Since the new board was appointed there had been a ‘sea change’ in the way that it was operating, interviewees for the review said.

Oldham Coliseum Theatre Ltd has been selected as the anchor tenant for the new £24m theatre building, which is planned as a redevelopment of the former Post Office and Quaker Meeting House on Union Street – for which a planning application was lodged by the council last month.

However, the governance report adds: “There is clearly still an uncertain future for OCT, and the financial position is a challenging one.

"OCT must be able to articulate a clear vision for its future within the new theatre space and ensure their organisational strategy, business plan, risk, and investment plans help it to achieve this. “

Mr Craig (pictured below) said: “I can say with absolute certainty and 100pc commitment that we will carry out all of the actions in the recommendations and I will report back to you on our progress.

“As a life-long theatre goer, being the Chair of Oldham Coliseum Theatre is a true honour and, along with my fellow Trustees, we will always ensure that we and the organisation complies with the Charity Governance Code, a tool endorsed by the Charity Commission, and carry out all our legal and moral obligations to act in the best interests of the charity, manage the charity’s resources responsibly, and action with reasonable care and skill – three key legal duties of any Trustee.”

A second report also commissioned by the new board examined the physical condition of the Fairbottom Street building – which is owned by Oldham council and had been leased to the Coliseum.

The theatre had been deemed ‘beyond its expected lifespan’ and a survey carried out in January uncovered ‘numerous’ urgent health safety works, the local authority previously confirmed.

On the building, ACE had said: “The Oldham Coliseum building, which is reaching its natural end, is owned by Oldham council and has never been part of our funding to the company.”

The building condition survey carried out by Plann, on behalf of the Oldham Coliseum Theatre Trust concludes that the council’s reports ‘appear to offer a fair and reasonable picture of the condition of the building’.

However, it says that most of a wide range of defects identified are ‘relatively minor maintenance issues’.

“Other than completing the recommended works to upgrade the fire doors, there is nothing we feel would fundamentally stop the building from reopening,” the assessment by Jack Tilbury states.

Issues that have persisted for ‘some time’ suggest that investment had not been available either from the council, as the landlord, or the Coliseum itself to fund maintenance and repair projects.

“The council’s report suggests that the capital investment required to keep the building open would have been £240,000 in this financial year, followed by a further £126,000 over the following two years,” the report states.
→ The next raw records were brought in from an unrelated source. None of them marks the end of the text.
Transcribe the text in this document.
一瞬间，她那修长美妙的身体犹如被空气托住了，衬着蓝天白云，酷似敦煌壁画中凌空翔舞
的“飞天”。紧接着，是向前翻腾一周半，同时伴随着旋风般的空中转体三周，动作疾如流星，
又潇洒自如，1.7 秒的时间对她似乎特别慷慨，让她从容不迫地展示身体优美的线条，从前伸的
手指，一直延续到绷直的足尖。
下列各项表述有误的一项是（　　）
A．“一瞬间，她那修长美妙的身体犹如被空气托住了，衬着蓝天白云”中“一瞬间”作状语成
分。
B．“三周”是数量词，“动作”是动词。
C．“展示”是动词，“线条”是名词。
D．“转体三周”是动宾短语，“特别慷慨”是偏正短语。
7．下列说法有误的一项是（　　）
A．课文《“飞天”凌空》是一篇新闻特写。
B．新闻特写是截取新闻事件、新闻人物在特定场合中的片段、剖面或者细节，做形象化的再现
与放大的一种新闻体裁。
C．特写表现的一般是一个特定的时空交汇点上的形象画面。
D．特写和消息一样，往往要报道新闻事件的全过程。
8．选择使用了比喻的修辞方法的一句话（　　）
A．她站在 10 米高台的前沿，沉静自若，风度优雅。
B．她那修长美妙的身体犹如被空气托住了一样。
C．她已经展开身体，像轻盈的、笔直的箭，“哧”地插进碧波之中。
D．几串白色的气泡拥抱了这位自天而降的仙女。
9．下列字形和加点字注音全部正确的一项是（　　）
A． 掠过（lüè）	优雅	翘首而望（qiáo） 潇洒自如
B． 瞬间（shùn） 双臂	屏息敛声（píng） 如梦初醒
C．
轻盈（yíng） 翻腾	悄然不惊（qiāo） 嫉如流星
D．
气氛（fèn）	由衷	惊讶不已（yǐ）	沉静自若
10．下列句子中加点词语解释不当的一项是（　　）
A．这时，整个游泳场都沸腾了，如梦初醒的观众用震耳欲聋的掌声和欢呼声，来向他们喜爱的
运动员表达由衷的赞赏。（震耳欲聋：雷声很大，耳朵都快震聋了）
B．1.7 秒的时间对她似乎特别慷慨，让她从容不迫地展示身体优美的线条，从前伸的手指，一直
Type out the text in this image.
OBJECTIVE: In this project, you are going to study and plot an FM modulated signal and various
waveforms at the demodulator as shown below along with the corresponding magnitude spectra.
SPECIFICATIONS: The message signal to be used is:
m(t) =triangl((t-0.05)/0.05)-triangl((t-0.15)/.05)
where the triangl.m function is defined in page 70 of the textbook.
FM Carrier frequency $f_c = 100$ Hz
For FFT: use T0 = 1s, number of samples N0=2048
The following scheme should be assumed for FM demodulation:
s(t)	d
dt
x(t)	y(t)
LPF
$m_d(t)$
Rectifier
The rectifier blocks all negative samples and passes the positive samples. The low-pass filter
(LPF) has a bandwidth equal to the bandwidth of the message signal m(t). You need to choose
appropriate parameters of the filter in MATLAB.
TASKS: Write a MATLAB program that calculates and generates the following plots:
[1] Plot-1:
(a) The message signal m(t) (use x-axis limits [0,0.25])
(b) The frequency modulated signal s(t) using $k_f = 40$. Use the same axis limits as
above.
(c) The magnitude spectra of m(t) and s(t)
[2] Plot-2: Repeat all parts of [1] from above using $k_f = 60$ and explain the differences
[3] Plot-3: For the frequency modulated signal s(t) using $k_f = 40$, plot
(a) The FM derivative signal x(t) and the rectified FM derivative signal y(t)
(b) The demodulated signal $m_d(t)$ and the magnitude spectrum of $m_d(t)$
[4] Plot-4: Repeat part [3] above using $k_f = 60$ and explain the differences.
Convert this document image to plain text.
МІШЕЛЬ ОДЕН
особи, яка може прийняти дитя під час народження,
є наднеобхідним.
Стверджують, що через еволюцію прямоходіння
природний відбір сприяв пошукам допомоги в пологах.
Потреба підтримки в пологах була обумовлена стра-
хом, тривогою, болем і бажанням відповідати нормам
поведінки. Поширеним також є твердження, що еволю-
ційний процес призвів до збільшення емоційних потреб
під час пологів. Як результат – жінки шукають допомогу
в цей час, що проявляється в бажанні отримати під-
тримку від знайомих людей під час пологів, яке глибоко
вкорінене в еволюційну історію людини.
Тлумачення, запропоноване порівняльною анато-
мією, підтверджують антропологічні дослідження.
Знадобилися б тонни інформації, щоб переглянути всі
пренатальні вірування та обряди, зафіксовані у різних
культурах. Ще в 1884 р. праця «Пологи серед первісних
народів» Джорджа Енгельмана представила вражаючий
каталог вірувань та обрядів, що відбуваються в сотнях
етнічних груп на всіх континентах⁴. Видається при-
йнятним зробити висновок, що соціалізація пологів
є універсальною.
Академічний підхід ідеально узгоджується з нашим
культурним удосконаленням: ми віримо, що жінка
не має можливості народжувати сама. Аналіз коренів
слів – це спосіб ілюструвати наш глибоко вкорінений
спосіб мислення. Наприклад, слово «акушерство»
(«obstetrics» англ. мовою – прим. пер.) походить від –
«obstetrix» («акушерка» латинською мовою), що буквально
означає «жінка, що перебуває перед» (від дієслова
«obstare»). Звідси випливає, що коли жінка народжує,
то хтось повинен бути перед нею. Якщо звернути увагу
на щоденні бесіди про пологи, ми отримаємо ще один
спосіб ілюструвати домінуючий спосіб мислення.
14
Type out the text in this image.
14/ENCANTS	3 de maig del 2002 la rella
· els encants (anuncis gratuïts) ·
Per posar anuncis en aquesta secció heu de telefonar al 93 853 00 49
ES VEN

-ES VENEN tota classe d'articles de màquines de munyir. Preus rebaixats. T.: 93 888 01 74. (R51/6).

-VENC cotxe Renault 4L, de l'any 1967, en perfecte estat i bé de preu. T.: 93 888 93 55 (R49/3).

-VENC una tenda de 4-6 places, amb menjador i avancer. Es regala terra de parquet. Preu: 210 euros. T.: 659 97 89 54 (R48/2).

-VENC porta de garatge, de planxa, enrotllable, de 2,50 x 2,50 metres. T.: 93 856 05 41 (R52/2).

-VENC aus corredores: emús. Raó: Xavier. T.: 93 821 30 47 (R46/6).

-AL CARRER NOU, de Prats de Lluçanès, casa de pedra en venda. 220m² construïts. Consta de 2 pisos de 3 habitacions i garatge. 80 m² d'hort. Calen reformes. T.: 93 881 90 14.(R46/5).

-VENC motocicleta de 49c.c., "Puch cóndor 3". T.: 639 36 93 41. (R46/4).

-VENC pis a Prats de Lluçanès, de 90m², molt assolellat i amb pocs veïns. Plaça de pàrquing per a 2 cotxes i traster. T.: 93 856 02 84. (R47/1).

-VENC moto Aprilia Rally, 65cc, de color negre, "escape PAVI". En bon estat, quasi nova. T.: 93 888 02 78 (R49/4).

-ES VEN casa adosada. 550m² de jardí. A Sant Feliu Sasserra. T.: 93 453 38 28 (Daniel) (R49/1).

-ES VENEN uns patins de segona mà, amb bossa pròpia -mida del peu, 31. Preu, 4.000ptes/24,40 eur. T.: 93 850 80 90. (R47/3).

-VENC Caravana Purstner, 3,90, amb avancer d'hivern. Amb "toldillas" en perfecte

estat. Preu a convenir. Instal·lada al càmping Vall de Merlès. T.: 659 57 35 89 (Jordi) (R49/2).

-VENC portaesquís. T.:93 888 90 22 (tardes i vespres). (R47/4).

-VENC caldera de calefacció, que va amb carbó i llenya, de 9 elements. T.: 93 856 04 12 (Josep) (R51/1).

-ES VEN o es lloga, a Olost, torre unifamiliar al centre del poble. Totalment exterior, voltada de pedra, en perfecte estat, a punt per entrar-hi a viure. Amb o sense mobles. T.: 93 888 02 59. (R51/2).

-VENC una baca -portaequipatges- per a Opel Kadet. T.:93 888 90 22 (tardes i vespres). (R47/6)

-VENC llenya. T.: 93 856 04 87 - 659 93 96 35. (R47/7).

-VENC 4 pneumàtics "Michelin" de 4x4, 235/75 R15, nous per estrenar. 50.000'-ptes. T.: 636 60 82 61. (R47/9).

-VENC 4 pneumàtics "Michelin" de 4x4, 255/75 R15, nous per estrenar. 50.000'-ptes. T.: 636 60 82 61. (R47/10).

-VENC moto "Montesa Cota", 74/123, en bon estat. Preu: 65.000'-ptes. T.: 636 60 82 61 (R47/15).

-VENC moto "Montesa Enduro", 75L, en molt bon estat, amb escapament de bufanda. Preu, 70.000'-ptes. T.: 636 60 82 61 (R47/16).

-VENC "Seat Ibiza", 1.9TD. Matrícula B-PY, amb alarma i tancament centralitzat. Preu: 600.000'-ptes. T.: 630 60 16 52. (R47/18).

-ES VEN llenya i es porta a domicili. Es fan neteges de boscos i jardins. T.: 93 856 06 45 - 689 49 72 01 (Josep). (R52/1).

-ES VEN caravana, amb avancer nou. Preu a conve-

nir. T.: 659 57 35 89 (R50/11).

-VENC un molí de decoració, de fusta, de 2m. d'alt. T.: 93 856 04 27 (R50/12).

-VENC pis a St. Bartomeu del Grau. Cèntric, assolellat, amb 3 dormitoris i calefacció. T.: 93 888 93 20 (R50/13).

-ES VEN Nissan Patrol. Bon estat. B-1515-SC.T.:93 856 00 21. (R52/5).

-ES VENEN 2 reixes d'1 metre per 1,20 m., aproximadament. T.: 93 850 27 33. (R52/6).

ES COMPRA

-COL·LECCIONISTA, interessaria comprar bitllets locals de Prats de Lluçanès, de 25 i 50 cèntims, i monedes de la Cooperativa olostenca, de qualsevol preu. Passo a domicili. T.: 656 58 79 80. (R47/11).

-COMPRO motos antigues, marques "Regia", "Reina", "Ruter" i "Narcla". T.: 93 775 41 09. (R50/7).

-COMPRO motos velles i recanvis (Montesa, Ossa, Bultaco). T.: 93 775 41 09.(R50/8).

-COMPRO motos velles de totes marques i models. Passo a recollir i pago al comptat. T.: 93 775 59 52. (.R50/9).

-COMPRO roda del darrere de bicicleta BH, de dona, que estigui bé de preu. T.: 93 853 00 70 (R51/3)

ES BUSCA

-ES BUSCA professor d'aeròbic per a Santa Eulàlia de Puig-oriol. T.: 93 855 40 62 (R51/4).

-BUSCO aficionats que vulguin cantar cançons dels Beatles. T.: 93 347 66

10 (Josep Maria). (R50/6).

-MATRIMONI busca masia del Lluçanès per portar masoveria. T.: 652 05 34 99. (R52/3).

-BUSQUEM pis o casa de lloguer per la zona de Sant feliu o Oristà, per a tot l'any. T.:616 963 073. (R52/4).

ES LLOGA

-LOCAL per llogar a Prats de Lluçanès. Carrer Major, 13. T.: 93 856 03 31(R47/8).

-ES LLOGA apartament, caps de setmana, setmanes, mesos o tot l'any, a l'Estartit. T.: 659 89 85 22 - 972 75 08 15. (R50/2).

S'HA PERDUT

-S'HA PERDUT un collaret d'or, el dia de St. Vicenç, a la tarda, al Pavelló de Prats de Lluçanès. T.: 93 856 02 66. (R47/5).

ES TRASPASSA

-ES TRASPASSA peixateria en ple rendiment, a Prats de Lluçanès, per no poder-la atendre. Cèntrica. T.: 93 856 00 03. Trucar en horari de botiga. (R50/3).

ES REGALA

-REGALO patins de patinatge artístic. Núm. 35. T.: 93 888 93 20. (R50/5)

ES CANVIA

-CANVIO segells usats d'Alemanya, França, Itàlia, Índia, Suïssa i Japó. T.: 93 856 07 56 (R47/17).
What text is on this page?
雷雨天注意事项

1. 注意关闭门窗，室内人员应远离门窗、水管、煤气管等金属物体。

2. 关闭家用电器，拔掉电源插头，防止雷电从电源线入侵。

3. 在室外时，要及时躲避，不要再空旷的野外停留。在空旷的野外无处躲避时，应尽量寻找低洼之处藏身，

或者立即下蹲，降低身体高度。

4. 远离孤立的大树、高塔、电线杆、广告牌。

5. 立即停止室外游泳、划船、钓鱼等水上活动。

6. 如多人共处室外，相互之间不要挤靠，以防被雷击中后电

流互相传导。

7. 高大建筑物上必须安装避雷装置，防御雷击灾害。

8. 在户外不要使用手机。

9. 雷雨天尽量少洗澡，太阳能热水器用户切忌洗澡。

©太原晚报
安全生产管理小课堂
“This seems to be a reasonable assessment if the aim were to maintain the theatre indefinitely going forwards.

“In this situation, works would be required to the heating system, pipework, electrics, lifts, structure, and roofs over the medium term as many of these are nearing the end of their useful lifespan or require significant repair.”

However, Mr Tilbury says that the building could be reopened for a ‘limited period’ if only the most ‘urgent or statutory works’ were carried out, at a cost of around £150k.

Mr Craig said: “The conclusion of the Plann report is clear, the building on Fairbottom Street is not beyond repair and with investment could be used again.”

However, he added the answer of whether they will re-open the building was ‘no’, as they had been left in a financial position where they are ‘unable to undertake repairs, pay the bills, re-staff and maintain staffing of an organisation, and keep a theatre running’.

“Whilst we announced a financial investment from Oldham Council in July, those funds are classed in charities as ‘restricted funds’, which means that they can only be used for the specific purposes: to make theatre and creative arts,” Mr Craig said.

“Ensuring we learn from the past is vital and I will continue to share how we are doing that.”